Occasioned by the publication of What If?: Serious Scientific Answers to Absurd Hypothetical Questions (see review), an outstanding profile of geek hero Randall Munroe in Rolling Stone.

How much code do you write these days?
Surprisingly, more and more. I do a lot of code just to try answer questions for myself, and sometimes the result turns into a comic. One example that did not turn into a comic — not yet, anyway — I downloaded the whole Google Books Ngrams corpus, and made some tools to visualize whether there were patterns in what years were mentioned in what years. In the 1930s, did people talk about 1776 more than in the 1980s? And you have to normalize for a bunch of things: everyone talks about the current year the most, and the number 2000 gets mentioned a lot, but how much of that was people talking about the year 2000?
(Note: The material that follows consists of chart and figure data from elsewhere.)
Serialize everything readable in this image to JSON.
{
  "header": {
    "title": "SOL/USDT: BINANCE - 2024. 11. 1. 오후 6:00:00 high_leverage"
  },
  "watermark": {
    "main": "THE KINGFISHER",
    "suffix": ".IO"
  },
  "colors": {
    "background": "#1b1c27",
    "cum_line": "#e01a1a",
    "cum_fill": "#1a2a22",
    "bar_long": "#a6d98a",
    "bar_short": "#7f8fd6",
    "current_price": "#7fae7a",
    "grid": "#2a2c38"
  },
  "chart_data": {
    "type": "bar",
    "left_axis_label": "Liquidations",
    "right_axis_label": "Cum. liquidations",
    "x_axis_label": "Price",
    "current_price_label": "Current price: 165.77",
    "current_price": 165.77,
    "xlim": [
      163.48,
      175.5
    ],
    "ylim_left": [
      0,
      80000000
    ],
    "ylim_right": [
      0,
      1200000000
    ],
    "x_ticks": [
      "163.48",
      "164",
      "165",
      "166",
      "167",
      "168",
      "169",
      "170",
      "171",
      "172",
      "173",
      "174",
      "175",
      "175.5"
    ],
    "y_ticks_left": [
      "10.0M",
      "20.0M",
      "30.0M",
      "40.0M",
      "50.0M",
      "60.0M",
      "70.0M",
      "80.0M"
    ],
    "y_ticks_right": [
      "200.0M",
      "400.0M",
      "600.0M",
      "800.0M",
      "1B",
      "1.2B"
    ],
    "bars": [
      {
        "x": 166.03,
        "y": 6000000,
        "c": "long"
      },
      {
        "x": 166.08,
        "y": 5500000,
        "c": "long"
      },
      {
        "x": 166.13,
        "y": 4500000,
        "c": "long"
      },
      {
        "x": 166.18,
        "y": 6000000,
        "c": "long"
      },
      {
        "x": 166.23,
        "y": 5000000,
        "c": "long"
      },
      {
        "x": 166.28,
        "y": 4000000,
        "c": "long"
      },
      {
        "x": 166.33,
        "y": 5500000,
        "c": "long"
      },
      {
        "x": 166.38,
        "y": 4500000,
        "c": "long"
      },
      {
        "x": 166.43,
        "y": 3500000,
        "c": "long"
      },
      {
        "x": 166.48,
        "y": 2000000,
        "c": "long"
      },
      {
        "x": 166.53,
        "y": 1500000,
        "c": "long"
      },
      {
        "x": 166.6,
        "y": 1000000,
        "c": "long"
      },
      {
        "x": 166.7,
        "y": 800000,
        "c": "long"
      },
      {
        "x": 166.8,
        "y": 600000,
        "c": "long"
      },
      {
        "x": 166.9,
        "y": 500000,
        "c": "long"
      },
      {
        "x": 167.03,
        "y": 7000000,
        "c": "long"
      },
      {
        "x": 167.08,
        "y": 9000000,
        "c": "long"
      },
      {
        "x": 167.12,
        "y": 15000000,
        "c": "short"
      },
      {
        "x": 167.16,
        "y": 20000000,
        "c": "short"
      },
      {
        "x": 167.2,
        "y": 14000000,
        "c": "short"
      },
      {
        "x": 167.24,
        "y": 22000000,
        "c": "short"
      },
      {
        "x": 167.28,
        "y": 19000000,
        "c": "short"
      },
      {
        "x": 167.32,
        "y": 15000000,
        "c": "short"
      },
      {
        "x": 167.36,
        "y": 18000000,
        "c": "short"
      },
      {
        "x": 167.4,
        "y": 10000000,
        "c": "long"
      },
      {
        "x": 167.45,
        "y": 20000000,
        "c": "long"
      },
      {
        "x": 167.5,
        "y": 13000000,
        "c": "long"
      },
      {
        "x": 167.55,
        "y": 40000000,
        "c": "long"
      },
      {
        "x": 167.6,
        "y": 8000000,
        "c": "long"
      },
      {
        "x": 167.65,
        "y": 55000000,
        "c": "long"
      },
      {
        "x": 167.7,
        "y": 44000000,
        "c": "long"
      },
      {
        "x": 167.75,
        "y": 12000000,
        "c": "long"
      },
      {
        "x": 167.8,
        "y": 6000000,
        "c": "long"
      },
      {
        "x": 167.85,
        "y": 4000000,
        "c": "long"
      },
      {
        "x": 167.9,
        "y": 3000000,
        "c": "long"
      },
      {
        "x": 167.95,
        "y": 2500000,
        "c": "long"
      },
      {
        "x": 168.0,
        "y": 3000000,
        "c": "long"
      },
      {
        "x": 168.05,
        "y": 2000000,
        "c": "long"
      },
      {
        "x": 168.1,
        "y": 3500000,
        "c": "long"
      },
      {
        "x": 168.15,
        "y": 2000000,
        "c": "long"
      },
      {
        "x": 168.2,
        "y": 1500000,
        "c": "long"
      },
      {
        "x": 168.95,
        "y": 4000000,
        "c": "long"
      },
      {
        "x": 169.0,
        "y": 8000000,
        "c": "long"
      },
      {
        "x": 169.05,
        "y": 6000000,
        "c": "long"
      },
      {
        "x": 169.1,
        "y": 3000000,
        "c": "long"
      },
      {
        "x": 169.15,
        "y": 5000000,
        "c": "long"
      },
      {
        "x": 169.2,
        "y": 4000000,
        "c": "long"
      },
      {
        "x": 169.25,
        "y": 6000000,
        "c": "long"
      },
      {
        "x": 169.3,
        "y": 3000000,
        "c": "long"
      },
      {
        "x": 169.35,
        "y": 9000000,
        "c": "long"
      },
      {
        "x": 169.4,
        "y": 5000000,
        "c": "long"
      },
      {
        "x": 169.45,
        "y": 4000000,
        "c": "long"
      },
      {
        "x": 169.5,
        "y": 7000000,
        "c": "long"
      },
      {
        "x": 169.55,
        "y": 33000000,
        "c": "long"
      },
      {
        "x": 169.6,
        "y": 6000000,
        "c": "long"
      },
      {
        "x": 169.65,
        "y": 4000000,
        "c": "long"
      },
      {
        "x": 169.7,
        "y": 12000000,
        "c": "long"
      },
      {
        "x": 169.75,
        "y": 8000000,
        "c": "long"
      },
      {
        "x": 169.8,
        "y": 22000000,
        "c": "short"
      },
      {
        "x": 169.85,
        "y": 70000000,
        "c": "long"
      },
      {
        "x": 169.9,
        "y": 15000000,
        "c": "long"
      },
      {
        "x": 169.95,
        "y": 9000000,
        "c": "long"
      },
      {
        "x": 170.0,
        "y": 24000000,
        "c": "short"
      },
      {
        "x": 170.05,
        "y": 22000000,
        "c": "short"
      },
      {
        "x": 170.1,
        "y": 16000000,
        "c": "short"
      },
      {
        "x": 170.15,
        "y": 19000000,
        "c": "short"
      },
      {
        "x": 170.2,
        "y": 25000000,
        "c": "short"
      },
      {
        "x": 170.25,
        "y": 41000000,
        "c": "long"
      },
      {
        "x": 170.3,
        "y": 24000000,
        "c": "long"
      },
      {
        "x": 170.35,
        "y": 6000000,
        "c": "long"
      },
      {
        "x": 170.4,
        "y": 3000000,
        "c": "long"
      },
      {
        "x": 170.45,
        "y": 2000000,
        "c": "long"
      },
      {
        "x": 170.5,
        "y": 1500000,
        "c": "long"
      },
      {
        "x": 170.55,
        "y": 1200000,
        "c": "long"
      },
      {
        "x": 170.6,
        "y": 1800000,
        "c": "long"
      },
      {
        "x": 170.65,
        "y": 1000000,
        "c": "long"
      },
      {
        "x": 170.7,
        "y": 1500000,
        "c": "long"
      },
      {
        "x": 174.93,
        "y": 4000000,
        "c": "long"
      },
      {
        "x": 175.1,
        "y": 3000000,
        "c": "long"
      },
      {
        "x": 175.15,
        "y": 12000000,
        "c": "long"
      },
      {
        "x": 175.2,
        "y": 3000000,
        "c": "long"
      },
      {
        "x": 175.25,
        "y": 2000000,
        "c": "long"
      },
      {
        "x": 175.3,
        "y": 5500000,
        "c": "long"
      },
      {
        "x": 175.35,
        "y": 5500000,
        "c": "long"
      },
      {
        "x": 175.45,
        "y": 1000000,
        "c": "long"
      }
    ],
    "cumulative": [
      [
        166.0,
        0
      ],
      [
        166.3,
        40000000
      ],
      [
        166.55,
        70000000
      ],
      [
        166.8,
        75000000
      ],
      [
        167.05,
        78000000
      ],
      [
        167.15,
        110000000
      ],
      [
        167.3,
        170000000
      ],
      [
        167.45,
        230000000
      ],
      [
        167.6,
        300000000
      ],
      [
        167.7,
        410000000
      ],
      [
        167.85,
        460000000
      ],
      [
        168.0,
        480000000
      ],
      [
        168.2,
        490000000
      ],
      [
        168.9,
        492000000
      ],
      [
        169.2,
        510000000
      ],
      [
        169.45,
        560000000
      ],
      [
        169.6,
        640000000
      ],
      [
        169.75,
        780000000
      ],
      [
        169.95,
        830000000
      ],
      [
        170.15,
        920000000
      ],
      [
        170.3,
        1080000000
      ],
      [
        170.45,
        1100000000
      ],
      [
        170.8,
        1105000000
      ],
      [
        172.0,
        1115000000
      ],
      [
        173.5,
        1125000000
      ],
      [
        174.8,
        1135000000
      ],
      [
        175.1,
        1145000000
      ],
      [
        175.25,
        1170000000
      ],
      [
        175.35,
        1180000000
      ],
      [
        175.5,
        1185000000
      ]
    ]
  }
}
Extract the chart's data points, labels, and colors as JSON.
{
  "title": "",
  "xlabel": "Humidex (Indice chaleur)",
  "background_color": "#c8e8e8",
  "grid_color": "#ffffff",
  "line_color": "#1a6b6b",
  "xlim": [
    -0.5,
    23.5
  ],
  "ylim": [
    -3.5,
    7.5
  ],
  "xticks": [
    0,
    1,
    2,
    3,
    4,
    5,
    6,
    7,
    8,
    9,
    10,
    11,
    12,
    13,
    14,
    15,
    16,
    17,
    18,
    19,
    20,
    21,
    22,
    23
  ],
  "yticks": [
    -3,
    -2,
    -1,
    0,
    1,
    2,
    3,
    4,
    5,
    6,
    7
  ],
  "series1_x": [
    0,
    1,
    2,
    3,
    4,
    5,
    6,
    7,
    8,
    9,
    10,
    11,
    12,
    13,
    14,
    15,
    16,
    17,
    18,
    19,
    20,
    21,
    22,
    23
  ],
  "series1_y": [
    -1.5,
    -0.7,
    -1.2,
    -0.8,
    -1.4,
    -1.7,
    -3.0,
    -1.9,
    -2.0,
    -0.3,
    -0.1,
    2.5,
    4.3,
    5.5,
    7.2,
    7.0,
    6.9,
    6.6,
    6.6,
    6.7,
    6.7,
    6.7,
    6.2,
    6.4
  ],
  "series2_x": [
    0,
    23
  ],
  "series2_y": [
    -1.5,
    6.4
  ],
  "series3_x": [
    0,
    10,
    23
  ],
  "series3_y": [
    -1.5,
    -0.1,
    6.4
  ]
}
I wasn't able to extract a good enough signal from that noise, but I found patterns of mentions of future years in unexpected places. In the 1930s, there was a string of mentions of the 1980s. That seemed weird to me — why are people in the Thirties talking about 50 years in the future? And it was specifically 50 years — 1932 would mention the early 1980s a lot — but the pattern didn't continue in the Forties. I started seeing other ghosts like this that were kind of inexplicable, and then I realized I was seeing OCR text recognition errors, where the 3 was misread as an 8. This was a really effective method to spot the flaws in the text recognition engine they were using. Which was cool, but wasn't I was looking for. I wrote quite a bit of code in the process, making a useful graphic that I could explore. That was a hundred lines of Python, at least, and a couple of afternoons. I do that kind of thing a lot, and occasionally it turns into a comic.